Braeburn Pharmaceuticals is sponsoring conferences for doctors to learn how to insert Probuphine, the form of buprenorphine that’s implanted under the skin like Norplant, the birth control medication. This medication is marketed by Titan Pharmaceuticals. Probuphine consists of four slender rods that are inserted just under the skin at the upper arm. These rods release buprenorphine over six months, when they have to be removed, and new rods implanted.
I wasn’t sure I wanted to do Probuphine implants, but I liked the idea of being able to do it, so I asked to attend one of their conferences to learn the procedure.
Alas, the company says only doctors who have performed minor surgical procedures over the past ninety days are eligible to learn to be an implanter of Probuphine. I can still prescribe it if I take the course, their letter says, but I’d have to refer to someone else to implant Probuphine.
Huh? I thought I could prescribe it already, since I have an “X” number. Maybe not.
If I can prescribe it but I can’t administer it, why would the patient see me at all? Why not just go directly to the doctor who can prescribe and implant?
I looked around the room during my recent addiction medicine conference and tried to imagine how many of these specialists had done surgical procedures over the past three months. There was one surgeon, and a few obstetricians, so I decided three out of sixty or so of the doctors who presently prescribe buprenorphine.
Even if the FDA approves Probuphine in May, I have a hard time imagining how Probuphine could be used in a typical office-based buprenorphine practice.
Because besides the implantation conundrum, who pays for it? Drug company representatives were unable to answer questions about the cost.
And how does the implant, the implanting physician, and the patient all arrive at the appointment time? Is the doctor expected to order the implant, store it in her office, and hope the patient shows up for the implantation? Surely we couldn’t give a prescription to the patient to take to a pharmacy for the implant, so I’m not sure how that’s going to work.

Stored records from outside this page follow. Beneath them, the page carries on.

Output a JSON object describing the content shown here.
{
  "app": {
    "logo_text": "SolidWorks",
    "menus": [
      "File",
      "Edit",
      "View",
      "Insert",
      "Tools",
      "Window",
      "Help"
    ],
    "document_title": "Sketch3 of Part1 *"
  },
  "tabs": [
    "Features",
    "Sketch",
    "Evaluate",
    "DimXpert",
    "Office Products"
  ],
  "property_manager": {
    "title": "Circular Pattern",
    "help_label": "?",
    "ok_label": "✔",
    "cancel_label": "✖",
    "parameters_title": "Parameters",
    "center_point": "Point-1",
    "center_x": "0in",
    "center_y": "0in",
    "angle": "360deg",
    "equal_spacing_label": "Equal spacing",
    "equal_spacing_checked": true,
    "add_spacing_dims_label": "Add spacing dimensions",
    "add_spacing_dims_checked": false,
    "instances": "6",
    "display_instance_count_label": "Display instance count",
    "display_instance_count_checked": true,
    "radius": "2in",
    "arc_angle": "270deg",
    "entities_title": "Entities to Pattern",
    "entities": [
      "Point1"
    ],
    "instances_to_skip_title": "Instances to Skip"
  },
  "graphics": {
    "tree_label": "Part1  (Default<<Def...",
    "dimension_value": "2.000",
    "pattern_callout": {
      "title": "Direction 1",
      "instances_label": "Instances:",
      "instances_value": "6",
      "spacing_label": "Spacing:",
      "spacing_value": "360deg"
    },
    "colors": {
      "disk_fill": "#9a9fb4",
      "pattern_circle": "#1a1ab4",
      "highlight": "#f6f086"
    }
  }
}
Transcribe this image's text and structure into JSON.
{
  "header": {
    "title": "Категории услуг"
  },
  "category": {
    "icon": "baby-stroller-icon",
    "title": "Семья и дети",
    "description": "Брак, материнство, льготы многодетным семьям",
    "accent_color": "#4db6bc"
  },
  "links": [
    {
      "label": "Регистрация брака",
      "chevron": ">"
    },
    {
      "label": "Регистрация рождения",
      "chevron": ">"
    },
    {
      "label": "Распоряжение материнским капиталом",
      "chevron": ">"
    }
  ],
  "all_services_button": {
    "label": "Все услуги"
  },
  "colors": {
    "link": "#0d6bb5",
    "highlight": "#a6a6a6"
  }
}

Won’t this medication need prior approval? Representatives from the drug’s manufacturer say “no,” but I have a hard time believing that.
I picture one or two sites in North Carolina that will have the resources to do the implants and probably keep them in stock, perhaps at a hospital pharmacy. Maybe the teaching hospitals will have the resources to do this.
Also, the Probuphine delivers drug levels equivalent to six to eight milligrams of sublingual buprenorphine, so patients at higher probably won’t be considered.
I’m starting to doubt the practicality of Probuphine at an average addiction medicine physician’s office.